CMPD communication profiling is presented in Figure 6 for a 16-node cluster, 192-core configuration. The main collective communications used are MPI Alltoall, MPI Allreduce and MPI Barrier, which are responsible for 90% of the MPI communications. The performance advantage of the MPI collectives offloads by using the cluster network to offload the MPI collectives communications from the CPU provides more than 35% performance increase as presented in figure 7.

Figure 6 – CPMD MPI Profiling Information


Figure 7 – CPMD Performance with and without MPI offloads

4. Summary
In this paper we explored the advantages of offloading MPI collectives communications from the CPU to the cluster interconnect on various applications’ performance.

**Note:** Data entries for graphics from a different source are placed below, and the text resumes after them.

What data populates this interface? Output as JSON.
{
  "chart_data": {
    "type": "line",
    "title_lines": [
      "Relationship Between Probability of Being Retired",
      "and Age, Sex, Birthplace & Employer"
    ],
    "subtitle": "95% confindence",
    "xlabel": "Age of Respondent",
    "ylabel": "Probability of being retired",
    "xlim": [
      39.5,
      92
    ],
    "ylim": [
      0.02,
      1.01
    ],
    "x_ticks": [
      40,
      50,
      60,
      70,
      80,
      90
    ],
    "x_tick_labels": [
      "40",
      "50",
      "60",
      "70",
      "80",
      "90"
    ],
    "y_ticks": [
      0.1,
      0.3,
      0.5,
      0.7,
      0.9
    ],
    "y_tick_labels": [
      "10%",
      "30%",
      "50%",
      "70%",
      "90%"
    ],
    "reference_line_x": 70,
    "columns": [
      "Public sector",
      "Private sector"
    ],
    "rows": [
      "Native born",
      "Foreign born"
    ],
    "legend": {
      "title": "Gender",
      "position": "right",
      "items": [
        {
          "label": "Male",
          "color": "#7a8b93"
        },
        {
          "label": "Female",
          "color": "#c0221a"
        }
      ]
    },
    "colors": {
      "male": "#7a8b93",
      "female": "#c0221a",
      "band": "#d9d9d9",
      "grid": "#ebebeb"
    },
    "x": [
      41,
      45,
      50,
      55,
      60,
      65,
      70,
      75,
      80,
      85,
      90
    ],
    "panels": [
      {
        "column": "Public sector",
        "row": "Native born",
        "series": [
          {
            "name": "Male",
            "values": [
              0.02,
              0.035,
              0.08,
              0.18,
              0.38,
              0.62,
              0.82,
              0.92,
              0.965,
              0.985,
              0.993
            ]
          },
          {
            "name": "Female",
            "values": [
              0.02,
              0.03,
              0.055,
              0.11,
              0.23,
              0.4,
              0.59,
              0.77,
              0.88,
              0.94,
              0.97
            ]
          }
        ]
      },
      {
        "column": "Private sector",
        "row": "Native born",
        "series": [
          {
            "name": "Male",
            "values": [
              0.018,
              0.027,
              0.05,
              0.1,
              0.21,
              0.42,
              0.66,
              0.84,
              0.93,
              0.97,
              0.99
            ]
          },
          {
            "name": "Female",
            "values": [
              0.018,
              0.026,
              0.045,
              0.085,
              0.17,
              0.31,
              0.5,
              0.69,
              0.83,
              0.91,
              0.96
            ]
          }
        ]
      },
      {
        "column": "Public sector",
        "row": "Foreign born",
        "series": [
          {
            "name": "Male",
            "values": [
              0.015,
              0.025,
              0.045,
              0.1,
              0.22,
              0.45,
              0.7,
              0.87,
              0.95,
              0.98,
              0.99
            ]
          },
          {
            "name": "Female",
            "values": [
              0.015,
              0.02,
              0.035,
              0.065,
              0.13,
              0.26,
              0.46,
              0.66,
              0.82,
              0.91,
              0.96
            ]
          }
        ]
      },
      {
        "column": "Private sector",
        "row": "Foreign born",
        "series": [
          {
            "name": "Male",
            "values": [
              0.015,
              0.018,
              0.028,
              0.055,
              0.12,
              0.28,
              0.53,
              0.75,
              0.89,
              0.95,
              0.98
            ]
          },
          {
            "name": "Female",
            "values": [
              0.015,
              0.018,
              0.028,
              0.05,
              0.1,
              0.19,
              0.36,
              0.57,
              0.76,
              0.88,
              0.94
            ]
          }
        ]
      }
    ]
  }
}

Offloading the MPI collectives enables faster execution of the collectives communications, higher overlapping of computations and communications, and reduces the load from the CPU. The later hides two benefits – first it enables more CPU cycles to be dedicated to the application and second it minimizes the negative effect on the critical processes communications – the collectives operations.

We explored three open source applications by profiling their communications to examine their usage of the collective operations, and then reviewed the performance benefits of using collective offloads. As expected, as more collectives communication were in use, the higher the performance gain we saw. Our testing were limited to a small size of a cluster – 16 nodes, or 192 cores, therefore we expect to see higher performance benefits at larger cluster sizes.

Acknowledgment
We would like to thank the HPC Advisory Council for providing access time to the council compute center for conducting the described tests.